Zwölf jahre danach: wie ein fangnetz höfl-rieschs imperium zerriß

Maria Höfl-Riesch flog am 20. März 2014 in einem Rettungshelikopter über das Zielgelände von Lenzerheide – während unten die Siegerehrung lief, war oben im Himmel der Platz für sie leer. In dieser Minute endete die Karriere der erfolgreichsten deutschen Skirennfahrerin nicht mit Goldglanz, sondern mit dem schrillen Ton eines Krankenwagens. Zwölf Jahre später offenbart ihr Rückblick: Die Katastrophe war programmiert, der Abschied blieb unausgerechnet.

Die kristallkugel riss – und mit ihr die geduld

Die Saison 2013/14 war ihre vielleicht beste: Gold in Sotschi, Silber im Super-G, Führung im Gesamtweltcup. Doch statt den zweiten großen Kristall zu holen, rutschte sie in der letzten Abfahrt in Lenzerheide aus, prallte in die Fangnetze, zog sich Adduktorenrisse, Schulter- und Ellenbogenprellungen zu. „Ich habe mit dem Gesamtweltcup und ein bisschen auch mit meiner Karriere abgeschlossen“, sagt sie im Podcast SPORT1 DEEP DIVE. Die Entscheidung fiel noch in derselben Nacht – zwischen Schmerzmittel und Tränen.

Was niemand damals wusste: Höfl-Riesch hatte heimlich schon länger mit dem Gedanken gespielt, sich nach den Spielen von Russland zurückzuziehen.
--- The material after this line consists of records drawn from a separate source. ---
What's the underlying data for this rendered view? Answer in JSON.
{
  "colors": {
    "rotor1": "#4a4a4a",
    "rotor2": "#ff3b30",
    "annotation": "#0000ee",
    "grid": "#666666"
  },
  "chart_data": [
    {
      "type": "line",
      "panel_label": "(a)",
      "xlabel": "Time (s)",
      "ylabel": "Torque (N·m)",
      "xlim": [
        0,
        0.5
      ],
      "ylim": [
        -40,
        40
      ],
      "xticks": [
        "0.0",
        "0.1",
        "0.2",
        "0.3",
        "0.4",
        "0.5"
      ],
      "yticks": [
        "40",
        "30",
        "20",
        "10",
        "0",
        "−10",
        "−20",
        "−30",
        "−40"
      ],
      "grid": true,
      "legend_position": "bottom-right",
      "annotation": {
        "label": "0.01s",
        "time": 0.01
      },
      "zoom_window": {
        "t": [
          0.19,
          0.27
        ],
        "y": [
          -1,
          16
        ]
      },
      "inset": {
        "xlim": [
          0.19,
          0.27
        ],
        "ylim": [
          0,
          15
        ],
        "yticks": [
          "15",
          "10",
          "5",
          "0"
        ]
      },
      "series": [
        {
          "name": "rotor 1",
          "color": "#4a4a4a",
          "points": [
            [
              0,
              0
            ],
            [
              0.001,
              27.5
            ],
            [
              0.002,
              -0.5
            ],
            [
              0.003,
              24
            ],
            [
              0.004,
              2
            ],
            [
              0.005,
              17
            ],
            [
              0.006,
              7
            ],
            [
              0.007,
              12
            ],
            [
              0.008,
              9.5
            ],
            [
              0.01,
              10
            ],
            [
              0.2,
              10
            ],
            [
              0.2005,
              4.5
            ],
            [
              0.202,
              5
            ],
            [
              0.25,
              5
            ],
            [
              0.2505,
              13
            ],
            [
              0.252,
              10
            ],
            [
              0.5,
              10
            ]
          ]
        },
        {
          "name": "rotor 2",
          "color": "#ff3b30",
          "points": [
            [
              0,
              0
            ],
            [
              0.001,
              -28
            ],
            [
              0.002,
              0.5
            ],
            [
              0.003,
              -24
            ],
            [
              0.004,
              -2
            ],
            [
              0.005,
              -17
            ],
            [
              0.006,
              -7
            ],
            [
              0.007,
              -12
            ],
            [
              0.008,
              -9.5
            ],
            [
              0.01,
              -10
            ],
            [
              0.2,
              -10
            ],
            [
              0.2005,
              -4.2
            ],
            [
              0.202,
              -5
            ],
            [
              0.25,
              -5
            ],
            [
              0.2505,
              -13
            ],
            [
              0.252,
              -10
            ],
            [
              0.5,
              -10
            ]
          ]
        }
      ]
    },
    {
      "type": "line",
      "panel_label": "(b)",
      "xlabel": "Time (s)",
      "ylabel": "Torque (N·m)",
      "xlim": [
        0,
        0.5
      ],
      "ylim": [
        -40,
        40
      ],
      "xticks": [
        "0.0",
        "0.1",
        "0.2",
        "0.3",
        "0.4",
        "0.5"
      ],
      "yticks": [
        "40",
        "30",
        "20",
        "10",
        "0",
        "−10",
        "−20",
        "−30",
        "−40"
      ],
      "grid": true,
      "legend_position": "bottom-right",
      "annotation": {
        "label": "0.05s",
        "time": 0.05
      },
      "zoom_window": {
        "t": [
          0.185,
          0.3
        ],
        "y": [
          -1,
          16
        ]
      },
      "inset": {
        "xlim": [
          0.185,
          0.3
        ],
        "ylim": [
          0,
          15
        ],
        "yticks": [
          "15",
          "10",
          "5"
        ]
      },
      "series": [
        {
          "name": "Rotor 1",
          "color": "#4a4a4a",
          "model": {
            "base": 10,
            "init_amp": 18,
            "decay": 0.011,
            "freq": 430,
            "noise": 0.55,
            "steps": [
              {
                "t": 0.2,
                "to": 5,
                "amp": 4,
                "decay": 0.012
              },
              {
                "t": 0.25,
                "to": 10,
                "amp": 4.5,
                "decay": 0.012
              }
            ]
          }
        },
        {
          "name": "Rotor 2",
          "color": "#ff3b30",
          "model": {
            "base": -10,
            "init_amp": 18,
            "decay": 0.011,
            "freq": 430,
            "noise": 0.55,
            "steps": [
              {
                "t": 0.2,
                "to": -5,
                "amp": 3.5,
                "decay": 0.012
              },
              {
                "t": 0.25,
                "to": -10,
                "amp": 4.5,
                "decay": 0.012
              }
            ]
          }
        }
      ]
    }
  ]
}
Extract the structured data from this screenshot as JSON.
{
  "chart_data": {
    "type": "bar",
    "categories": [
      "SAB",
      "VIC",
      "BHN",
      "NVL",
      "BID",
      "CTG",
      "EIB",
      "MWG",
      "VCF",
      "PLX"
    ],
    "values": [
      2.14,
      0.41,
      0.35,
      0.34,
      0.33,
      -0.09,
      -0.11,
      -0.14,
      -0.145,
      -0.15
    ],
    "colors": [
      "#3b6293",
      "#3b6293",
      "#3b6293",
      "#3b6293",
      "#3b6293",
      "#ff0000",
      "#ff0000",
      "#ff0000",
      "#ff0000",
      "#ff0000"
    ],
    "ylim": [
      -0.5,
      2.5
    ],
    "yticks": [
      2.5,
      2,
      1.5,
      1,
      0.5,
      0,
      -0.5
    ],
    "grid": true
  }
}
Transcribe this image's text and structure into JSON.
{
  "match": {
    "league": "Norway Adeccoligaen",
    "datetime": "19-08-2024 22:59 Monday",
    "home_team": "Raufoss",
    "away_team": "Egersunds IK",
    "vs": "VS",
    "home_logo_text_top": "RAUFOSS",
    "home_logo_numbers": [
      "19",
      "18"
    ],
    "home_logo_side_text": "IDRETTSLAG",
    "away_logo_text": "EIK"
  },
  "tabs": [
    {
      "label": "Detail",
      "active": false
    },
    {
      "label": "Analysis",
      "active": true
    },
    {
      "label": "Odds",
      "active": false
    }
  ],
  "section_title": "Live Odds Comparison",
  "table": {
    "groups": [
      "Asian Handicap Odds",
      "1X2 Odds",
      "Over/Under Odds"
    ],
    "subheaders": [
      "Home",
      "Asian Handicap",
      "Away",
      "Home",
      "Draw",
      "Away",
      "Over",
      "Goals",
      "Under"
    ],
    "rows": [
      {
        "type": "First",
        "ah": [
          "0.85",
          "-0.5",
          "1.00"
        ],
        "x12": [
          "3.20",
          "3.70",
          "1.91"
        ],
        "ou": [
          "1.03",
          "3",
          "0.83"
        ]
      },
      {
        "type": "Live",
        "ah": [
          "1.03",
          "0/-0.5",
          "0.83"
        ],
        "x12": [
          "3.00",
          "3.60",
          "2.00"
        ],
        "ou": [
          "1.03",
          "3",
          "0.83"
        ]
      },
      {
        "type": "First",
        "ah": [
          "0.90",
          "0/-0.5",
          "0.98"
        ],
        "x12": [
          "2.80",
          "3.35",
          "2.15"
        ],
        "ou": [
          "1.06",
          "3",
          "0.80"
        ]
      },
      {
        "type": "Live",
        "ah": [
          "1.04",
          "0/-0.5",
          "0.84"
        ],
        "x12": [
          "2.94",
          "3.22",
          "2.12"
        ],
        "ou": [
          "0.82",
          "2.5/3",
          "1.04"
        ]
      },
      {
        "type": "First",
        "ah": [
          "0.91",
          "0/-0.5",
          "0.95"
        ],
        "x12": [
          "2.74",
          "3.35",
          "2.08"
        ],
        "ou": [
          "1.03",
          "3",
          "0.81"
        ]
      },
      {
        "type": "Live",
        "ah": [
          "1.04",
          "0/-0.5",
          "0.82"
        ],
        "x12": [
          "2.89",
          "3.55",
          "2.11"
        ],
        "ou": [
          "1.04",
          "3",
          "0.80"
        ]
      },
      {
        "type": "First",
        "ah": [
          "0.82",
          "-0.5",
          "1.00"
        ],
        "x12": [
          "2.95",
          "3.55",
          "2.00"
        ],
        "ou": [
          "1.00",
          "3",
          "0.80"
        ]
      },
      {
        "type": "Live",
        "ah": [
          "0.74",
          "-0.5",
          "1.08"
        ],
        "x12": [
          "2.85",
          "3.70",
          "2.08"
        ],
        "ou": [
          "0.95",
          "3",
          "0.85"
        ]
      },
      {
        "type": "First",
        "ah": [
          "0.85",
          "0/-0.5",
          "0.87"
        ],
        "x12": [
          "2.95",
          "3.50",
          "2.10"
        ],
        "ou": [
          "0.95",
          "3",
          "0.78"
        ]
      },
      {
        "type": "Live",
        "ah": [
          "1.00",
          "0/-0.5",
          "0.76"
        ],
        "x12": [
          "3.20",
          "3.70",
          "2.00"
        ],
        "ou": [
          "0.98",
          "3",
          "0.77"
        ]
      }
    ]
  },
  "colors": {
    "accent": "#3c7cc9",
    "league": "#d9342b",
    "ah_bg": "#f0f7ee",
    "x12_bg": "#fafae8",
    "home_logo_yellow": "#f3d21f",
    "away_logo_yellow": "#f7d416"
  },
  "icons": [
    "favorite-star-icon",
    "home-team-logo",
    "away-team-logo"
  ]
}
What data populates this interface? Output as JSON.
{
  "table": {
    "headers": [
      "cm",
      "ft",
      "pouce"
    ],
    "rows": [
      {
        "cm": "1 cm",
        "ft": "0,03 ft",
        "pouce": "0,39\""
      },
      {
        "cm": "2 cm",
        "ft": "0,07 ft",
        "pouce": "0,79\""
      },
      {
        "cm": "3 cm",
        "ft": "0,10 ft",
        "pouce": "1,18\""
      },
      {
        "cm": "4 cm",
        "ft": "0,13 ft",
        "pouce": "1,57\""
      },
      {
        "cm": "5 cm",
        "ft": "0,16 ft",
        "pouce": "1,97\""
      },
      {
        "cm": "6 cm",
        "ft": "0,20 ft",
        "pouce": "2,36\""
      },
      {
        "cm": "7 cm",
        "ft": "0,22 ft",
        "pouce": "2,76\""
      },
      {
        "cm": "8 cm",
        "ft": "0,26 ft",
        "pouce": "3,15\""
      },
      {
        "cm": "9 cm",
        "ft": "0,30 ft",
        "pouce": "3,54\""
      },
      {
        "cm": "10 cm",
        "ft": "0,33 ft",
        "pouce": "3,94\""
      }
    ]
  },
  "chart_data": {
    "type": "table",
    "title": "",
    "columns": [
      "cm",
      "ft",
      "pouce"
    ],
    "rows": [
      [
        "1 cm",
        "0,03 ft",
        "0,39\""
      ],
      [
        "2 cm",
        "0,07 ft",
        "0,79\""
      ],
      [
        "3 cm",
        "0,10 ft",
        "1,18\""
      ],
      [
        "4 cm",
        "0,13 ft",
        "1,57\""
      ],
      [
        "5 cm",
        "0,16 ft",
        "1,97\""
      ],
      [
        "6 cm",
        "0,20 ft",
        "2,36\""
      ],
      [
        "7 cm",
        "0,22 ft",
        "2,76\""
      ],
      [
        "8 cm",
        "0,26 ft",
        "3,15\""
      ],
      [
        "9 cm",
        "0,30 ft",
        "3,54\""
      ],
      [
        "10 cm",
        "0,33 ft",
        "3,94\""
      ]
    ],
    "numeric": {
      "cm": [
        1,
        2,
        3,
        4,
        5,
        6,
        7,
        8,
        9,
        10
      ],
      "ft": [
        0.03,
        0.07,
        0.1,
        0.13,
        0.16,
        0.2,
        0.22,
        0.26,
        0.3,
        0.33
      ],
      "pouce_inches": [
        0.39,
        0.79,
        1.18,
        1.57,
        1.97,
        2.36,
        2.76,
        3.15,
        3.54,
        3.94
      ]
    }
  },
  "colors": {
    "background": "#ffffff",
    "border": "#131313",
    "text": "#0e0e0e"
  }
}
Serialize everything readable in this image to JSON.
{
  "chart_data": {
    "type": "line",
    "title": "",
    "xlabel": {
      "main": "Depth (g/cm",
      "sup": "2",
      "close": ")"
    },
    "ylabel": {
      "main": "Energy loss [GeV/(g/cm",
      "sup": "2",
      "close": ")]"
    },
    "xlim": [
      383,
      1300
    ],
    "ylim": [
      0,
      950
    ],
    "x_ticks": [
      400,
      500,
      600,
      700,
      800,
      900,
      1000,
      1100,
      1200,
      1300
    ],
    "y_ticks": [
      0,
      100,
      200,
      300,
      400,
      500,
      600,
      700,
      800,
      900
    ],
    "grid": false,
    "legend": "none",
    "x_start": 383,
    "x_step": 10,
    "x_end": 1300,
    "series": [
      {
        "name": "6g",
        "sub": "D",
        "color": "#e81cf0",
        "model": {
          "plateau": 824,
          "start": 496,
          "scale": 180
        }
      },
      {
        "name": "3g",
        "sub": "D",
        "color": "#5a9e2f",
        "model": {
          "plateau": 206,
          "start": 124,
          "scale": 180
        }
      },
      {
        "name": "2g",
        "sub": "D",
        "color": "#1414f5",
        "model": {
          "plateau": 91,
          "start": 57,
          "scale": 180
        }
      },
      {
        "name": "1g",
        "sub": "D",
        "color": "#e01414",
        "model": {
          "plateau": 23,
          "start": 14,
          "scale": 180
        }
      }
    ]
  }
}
Der Sturz beschleunigte nur, was ohnehin kurz bevorstand. „Ich wollte nochmal den Gesamtweltcup gewinnen, weil ich mir dachte, dass es der perfekte Abschluss wäre“, gesteht sie. Stattdessen gewann Anna Veith die große Kugel, Höfl-Riesch musste sich mit der kleinen Abfahrtskugel zufriedengeben – eine Trophäe, die sie selbst als „leer“ empfand, als der Helikopter über das Podest kreiste.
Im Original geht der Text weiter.